El Presidente de la República ejercerá la dictadura por mandato del “soberano”si el país democrático no es capaz de oponerle una alternativa pacífica, electoral y de reconciliación nacional, en la que participen chavistas y no chavistas que creen en los principios fundamentales de la Constitución vigente, de alternabilidad, participación y protagonismo de la mayoría de los venezolanos. Y aunque el Gobernador Ramón Martínez ha iniciado una consulta popular y democrática a sus electores del Estado Sucre, que puede señalar un camino, la convocatoria a una Asamblea Constituyente debe ser considerada como la alternativa soberana que puede frenar el rumbo autocrático, al estilo de Juan Vicente Gómez, del Comandante Chávez. Este debate puede ser más fructífero a los intereses de la mayoría de los venezolanos.

DE LA CAN A MERCOSUR

Juan Páez Ávila

La salida de la Comunidad Andina ordenada por el Presidente Chávez, sin consultar la opinión de expertos en la materia ni con sectores interesados en el comercio entre los países integrantes de ese acuerdo regional, obedece a los mismos intereses de su proyecto político que lo indujeron a ingresar al MERCOSUR, y que lo conducirá inexorablemente al fracaso.
El comercio con Colombia de unos 3.000 millones de dólares anuales y con los países de la CAN en general de unos 4.000 millones, sólo puede ser expuesto a graves contingencias negativas por una política disparatada, que apoyada por una mil millonaria chequera de petrodólares, ha provocado en el Presidente de la República un delirio de grandeza, de liderazgo, incompatible con el modesto tamaño de nuestra economía.
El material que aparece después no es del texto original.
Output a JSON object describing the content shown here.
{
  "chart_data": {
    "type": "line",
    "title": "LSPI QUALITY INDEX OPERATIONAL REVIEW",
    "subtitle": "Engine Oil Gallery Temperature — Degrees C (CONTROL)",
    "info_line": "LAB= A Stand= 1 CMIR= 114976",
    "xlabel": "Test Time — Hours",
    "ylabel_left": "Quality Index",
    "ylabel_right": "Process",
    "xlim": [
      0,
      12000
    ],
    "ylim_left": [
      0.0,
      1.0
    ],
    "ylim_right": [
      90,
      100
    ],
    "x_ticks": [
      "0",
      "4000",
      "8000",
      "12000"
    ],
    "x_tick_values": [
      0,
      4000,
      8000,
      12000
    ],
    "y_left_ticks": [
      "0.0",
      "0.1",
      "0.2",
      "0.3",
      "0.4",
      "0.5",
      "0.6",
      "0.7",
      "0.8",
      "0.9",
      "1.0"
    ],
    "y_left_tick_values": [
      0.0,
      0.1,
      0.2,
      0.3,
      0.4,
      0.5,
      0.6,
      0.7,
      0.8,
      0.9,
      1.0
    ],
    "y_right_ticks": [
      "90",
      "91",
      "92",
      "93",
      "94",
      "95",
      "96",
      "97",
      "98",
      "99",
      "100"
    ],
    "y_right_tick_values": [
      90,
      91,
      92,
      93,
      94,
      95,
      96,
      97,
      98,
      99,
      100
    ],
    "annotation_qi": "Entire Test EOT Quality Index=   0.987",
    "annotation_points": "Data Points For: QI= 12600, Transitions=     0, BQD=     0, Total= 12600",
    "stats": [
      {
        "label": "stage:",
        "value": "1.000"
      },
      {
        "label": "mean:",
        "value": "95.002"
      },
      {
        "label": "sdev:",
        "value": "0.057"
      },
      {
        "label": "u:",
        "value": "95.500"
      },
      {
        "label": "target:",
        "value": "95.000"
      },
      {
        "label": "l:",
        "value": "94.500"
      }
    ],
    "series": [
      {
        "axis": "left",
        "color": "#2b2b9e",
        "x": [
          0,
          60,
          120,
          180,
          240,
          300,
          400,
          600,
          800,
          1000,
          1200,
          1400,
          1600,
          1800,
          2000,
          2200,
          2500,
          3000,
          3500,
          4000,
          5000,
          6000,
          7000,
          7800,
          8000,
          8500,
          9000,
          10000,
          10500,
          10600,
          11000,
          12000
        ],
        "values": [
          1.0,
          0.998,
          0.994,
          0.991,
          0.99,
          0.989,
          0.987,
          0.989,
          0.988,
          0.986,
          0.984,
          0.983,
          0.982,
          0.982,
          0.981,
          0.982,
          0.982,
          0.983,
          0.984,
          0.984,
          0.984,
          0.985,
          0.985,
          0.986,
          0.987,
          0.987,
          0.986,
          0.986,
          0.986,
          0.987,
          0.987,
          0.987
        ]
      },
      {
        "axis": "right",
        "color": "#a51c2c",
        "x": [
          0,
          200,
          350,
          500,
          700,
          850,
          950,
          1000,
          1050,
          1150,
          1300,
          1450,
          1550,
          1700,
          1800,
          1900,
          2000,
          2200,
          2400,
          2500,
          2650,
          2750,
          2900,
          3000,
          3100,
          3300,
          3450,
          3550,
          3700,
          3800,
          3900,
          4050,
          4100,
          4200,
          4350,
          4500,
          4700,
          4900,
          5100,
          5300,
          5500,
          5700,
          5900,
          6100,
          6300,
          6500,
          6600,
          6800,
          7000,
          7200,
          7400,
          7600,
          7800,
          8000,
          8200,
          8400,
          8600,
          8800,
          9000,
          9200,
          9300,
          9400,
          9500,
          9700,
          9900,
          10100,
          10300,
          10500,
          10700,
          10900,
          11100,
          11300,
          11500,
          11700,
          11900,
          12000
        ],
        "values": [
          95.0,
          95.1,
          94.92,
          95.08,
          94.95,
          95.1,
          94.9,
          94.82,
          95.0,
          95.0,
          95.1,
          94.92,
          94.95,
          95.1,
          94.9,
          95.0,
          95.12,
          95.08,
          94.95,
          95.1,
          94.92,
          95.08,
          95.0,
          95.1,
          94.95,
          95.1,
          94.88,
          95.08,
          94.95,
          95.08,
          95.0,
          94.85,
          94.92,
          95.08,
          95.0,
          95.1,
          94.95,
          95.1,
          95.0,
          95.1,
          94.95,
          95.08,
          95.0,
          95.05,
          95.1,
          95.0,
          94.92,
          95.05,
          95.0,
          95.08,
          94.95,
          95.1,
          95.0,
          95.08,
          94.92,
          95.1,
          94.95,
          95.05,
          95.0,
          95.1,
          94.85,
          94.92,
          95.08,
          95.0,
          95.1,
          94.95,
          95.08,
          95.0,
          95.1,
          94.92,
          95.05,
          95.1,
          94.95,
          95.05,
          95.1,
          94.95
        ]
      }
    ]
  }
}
Abandonar nuestro segundo mercado, después del norteamericano al cual le sigue vendiendo 1 millón y medio de barriles de petróleo diarios, para ingresar al MERCOSUR dominado por las dos más grandes economías capitalistas del subcontinente, es un claro indicador de que el Presidente Chávez conduce el país a una mayor dependencia del petróleo.
Apelar a las glorias de Simón Bolívar y de otros jefes libertadores, dos siglos después de producida la gesta de la independencia, cuando el progreso de las naciones depende del dominio que tengan sus hombres y mujeres del avance de la ciencia y la tecnología de punta, es otra demostración no sólo del desfase histórico del proyecto chavista, sino también de su incapacidad para competir con economías apoyadas en el imperio del conocimiento.
Y aunque los excedentes producidos por los altos precios del petróleo le permiten al Presidente ayudar e impresionar con sus bondades financieras a países en la ruina económica, como Cuba y Bolivia, no han sido ni serán suficientes para provocar solidaridades de naciones como Brasil y Argentina cuyas economías los inclinan a ser líderes en la conducción de la política suramericana. Con el agravante de que cualquiera de ellos, sobre todo Brasil, puede sustituir a Estados Unidos como fuente de nuestras importaciones, pero no para nuestras exportaciones de petróleo.